Thread: Check SubPlan clause for nonnullable rels/Vars

Check SubPlan clause for nonnullable rels/Vars

From
Richard Guo
Date:
Hi hackers,

While wandering around the codes of reducing outer joins, I noticed that
when determining which base rels/Vars are forced nonnullable by given
clause, we don't take SubPlan into consideration. Does anyone happen to
know what is the concern behind that?

IMO, for SubPlans of type ALL/ANY/ROWCOMPARE, we should be able to find
additional nonnullable rels/Vars by descending through their testexpr.
As we know, ALL_SUBLINK/ANY_SUBLINK combine results across tuples
produced by the subplan using AND/OR semantics. ROWCOMPARE_SUBLINK
doesn't allow multiple tuples from the subplan. So we can tell whether
the subplan is strict or not by checking its testexpr, leveraging the
existing codes in find_nonnullable_rels/vars_walker. Below is an
example:

# explain (costs off)
select * from a left join b on a.i = b.i where b.i = ANY (select i from c where c.j = b.j);
            QUERY PLAN
-----------------------------------
 Hash Join
   Hash Cond: (b.i = a.i)
   ->  Seq Scan on b
         Filter: (SubPlan 1)
         SubPlan 1
           ->  Seq Scan on c
                 Filter: (j = b.j)
   ->  Hash
         ->  Seq Scan on a
(9 rows)

BTW, this change would also have impact on SpecialJoinInfo, especially
for the case of identity 3, because find_nonnullable_rels() is also used
to determine strict_relids from the clause. As an example, consider

    select * from a left join b on a.i = b.i
        left join c on b.j = ANY (select j from c);

Now we can know the SubPlan is strict for 'b'. Thus the b/c join would
be considered to be legal.

Thanks
Richard
Attachment

Re: Check SubPlan clause for nonnullable rels/Vars

From
Tom Lane
Date:
Richard Guo <guofenglinux@gmail.com> writes:
> While wandering around the codes of reducing outer joins, I noticed that
> when determining which base rels/Vars are forced nonnullable by given
> clause, we don't take SubPlan into consideration. Does anyone happen to
> know what is the concern behind that?

Probably just didn't bother with the case at the time.

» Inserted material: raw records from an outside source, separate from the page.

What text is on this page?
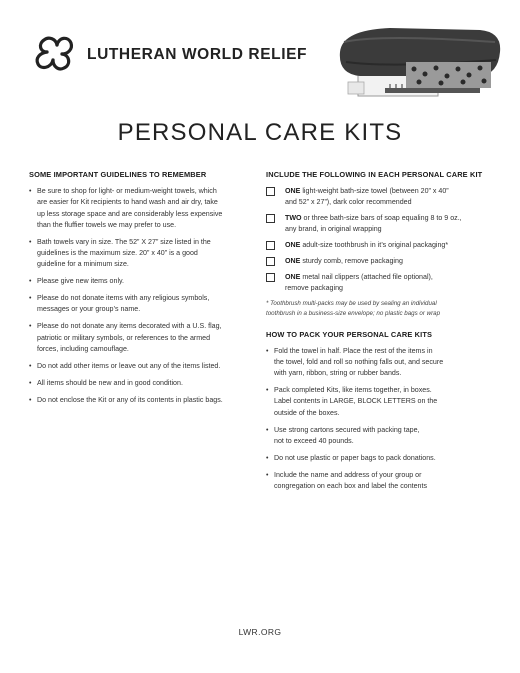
LUTHERAN WORLD RELIEF
PERSONAL CARE KITS
SOME IMPORTANT GUIDELINES TO REMEMBER
• Be sure to shop for light- or medium-weight towels, which
are easier for Kit recipients to hand wash and air dry, take
up less storage space and are considerably less expensive
than the fluffier towels we may prefer to use.
• Bath towels vary in size. The 52” X 27” size listed in the
guidelines is the maximum size. 20” x 40” is a good
guideline for a minimum size.
• Please give new items only.
• Please do not donate items with any religious symbols,
messages or your group’s name.
• Please do not donate any items decorated with a U.S. flag,
patriotic or military symbols, or references to the armed
forces, including camouflage.
• Do not add other items or leave out any of the items listed.
• All items should be new and in good condition.
• Do not enclose the Kit or any of its contents in plastic bags.
INCLUDE THE FOLLOWING IN EACH PERSONAL CARE KIT
ONE light-weight bath-size towel (between 20” x 40”
and 52” x 27”), dark color recommended
TWO or three bath-size bars of soap equaling 8 to 9 oz.,
any brand, in original wrapping
ONE adult-size toothbrush in it’s original packaging*
ONE sturdy comb, remove packaging
ONE metal nail clippers (attached file optional),
remove packaging
* Toothbrush multi-packs may be used by sealing an individual
toothbrush in a business-size envelope; no plastic bags or wrap
HOW TO PACK YOUR PERSONAL CARE KITS
• Fold the towel in half. Place the rest of the items in
the towel, fold and roll so nothing falls out, and secure
with yarn, ribbon, string or rubber bands.
• Pack completed Kits, like items together, in boxes.
Label contents in LARGE, BLOCK LETTERS on the
outside of the boxes.
• Use strong cartons secured with packing tape,
not to exceed 40 pounds.
• Do not use plastic or paper bags to pack donations.
• Include the name and address of your group or
congregation on each box and label the contents
LWR.ORG
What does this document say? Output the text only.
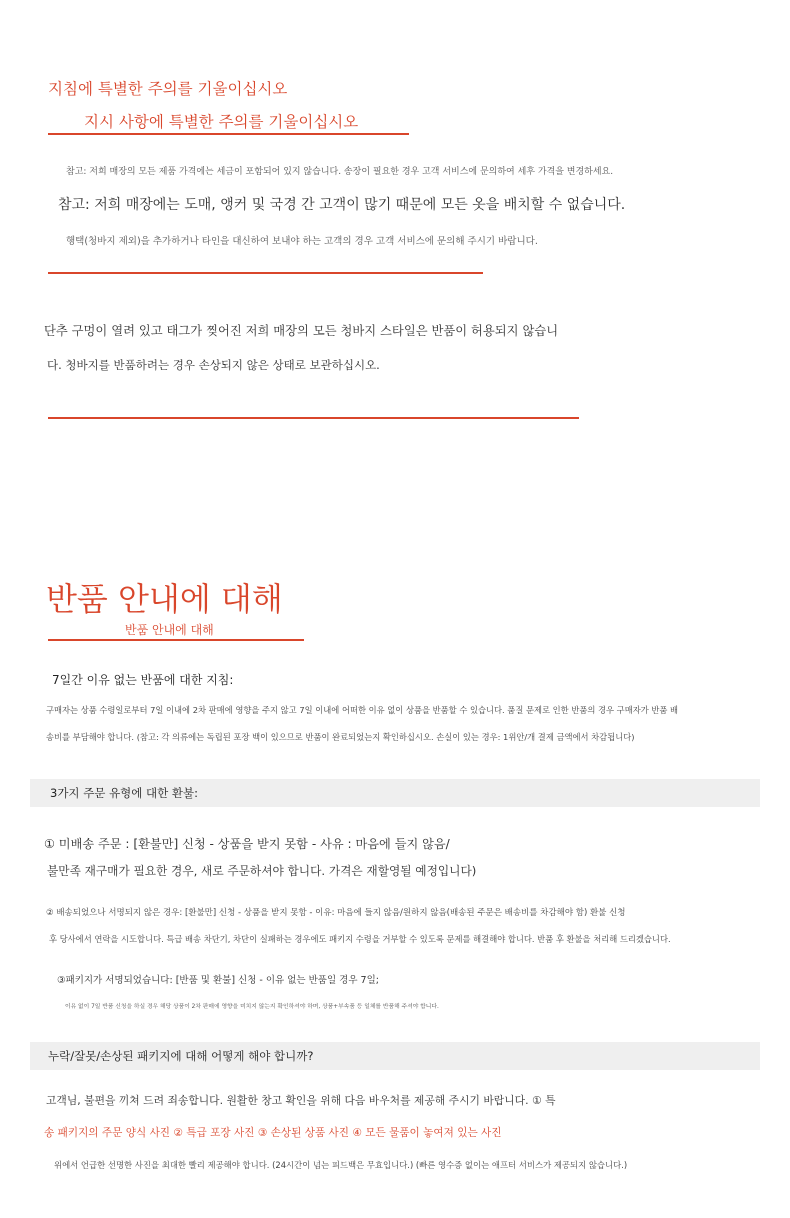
지침에 특별한 주의를 기울이십시오
지시 사항에 특별한 주의를 기울이십시오
참고: 저희 매장의 모든 제품 가격에는 세금이 포함되어 있지 않습니다. 송장이 필요한 경우 고객 서비스에 문의하여 세후 가격을 변경하세요.
참고: 저희 매장에는 도매, 앵커 및 국경 간 고객이 많기 때문에 모든 옷을 배치할 수 없습니다.
행택(청바지 제외)을 추가하거나 타인을 대신하여 보내야 하는 고객의 경우 고객 서비스에 문의해 주시기 바랍니다.
단추 구멍이 열려 있고 태그가 찢어진 저희 매장의 모든 청바지 스타일은 반품이 허용되지 않습니
다. 청바지를 반품하려는 경우 손상되지 않은 상태로 보관하십시오.
반품 안내에 대해
반품 안내에 대해
7일간 이유 없는 반품에 대한 지침:
구매자는 상품 수령일로부터 7일 이내에 2차 판매에 영향을 주지 않고 7일 이내에 어떠한 이유 없이 상품을 반품할 수 있습니다. 품질 문제로 인한 반품의 경우 구매자가 반품 배
송비를 부담해야 합니다. (참고: 각 의류에는 독립된 포장 백이 있으므로 반품이 완료되었는지 확인하십시오. 손실이 있는 경우: 1위안/개 결제 금액에서 차감됩니다)
3가지 주문 유형에 대한 환불:
① 미배송 주문 : [환불만] 신청 - 상품을 받지 못함 - 사유 : 마음에 들지 않음/
불만족 재구매가 필요한 경우, 새로 주문하셔야 합니다. 가격은 재할영될 예정입니다)
② 배송되었으나 서명되지 않은 경우: [환불만] 신청 - 상품을 받지 못함 - 이유: 마음에 들지 않음/원하지 않음(배송된 주문은 배송비를 차감해야 함) 환불 신청
후 당사에서 연락을 시도합니다. 특급 배송 차단기, 차단이 실패하는 경우에도 패키지 수령을 거부할 수 있도록 문제를 해결해야 합니다. 반품 후 환불을 처리해 드리겠습니다.
③패키지가 서명되었습니다: [반품 및 환불] 신청 - 이유 없는 반품일 경우 7일;
이유 없이 7일 반품 신청을 하실 경우 해당 상품이 2차 판매에 영향을 미치지 않는지 확인하셔야 하며, 상품+부속품 등 일체를 반품해 주셔야 합니다.
누락/잘못/손상된 패키지에 대해 어떻게 해야 합니까?
고객님, 불편을 끼쳐 드려 죄송합니다. 원활한 창고 확인을 위해 다음 바우처를 제공해 주시기 바랍니다. ① 특
송 패키지의 주문 양식 사진 ② 특급 포장 사진 ③ 손상된 상품 사진 ④ 모든 물품이 놓여져 있는 사진
위에서 언급한 선명한 사진을 최대한 빨리 제공해야 합니다. (24시간이 넘는 피드백은 무효입니다.) (빠른 영수증 없이는 애프터 서비스가 제공되지 않습니다.)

> IMO, for SubPlans of type ALL/ANY/ROWCOMPARE, we should be able to find
> additional nonnullable rels/Vars by descending through their testexpr.

I think you can make something of this, but you need to be a lot more
paranoid than this patch is.

* I don't believe you can prove anything from an ALL_SUBLINK SubPlan,
because it will return true if the sub-query returns zero rows, no
matter what the testexpr is.  (Maybe if you could prove the sub-query
does return a row, but I doubt it's worth going there.)

* You need to explicitly check the subLinkType; as written this'll
consider EXPR_SUBLINK and so on.  I'm not really on board with
assuming that nothing bad will happen with sublink types other than
the ones the code is expecting.

* It's not apparent to me that it's okay to pass down "top_level"
rather than "false".  Maybe it's all right, but it could do with
a comment.

            regards, tom lane



Re: Check SubPlan clause for nonnullable rels/Vars

From
Richard Guo
Date:

On Thu, Nov 3, 2022 at 4:26 AM Tom Lane <tgl@sss.pgh.pa.us> wrote:
* I don't believe you can prove anything from an ALL_SUBLINK SubPlan,
because it will return true if the sub-query returns zero rows, no
matter what the testexpr is.  (Maybe if you could prove the sub-query
does return a row, but I doubt it's worth going there.)

Thanks for pointing this out. You're right. I didn't consider the case
that the subplan produces zero rows.  In this case ALL_SUBLINK will
always return true, and ANY_SUBLINK will always return false.  That
makes ALL_SUBLINK not strict, and ANY_SUBLINK can be strict only at top
level. 

* You need to explicitly check the subLinkType; as written this'll
consider EXPR_SUBLINK and so on.  I'm not really on board with
assuming that nothing bad will happen with sublink types other than
the ones the code is expecting.

Yes, I need to check for ANY_SUBLINK and ROWCOMPARE_SUBLINK here.  The
testexpr is only meaningful for ALL/ANY/ROWCOMPARE, and ALL_SUBLINK has
been proven not strict. 

* It's not apparent to me that it's okay to pass down "top_level"
rather than "false".  Maybe it's all right, but it could do with
a comment.
 
The 'top_level' param is one point that I'm not very confident about.
I've added comments in the v2 patch.

Thanks for reviewing this patch!

Thanks
Richard
Attachment

Re: Check SubPlan clause for nonnullable rels/Vars

From
Tom Lane
Date:
Richard Guo <guofenglinux@gmail.com> writes:
> [ v2-0001-Check-SubPlan-clause-for-nonnullable-rels-Vars.patch ]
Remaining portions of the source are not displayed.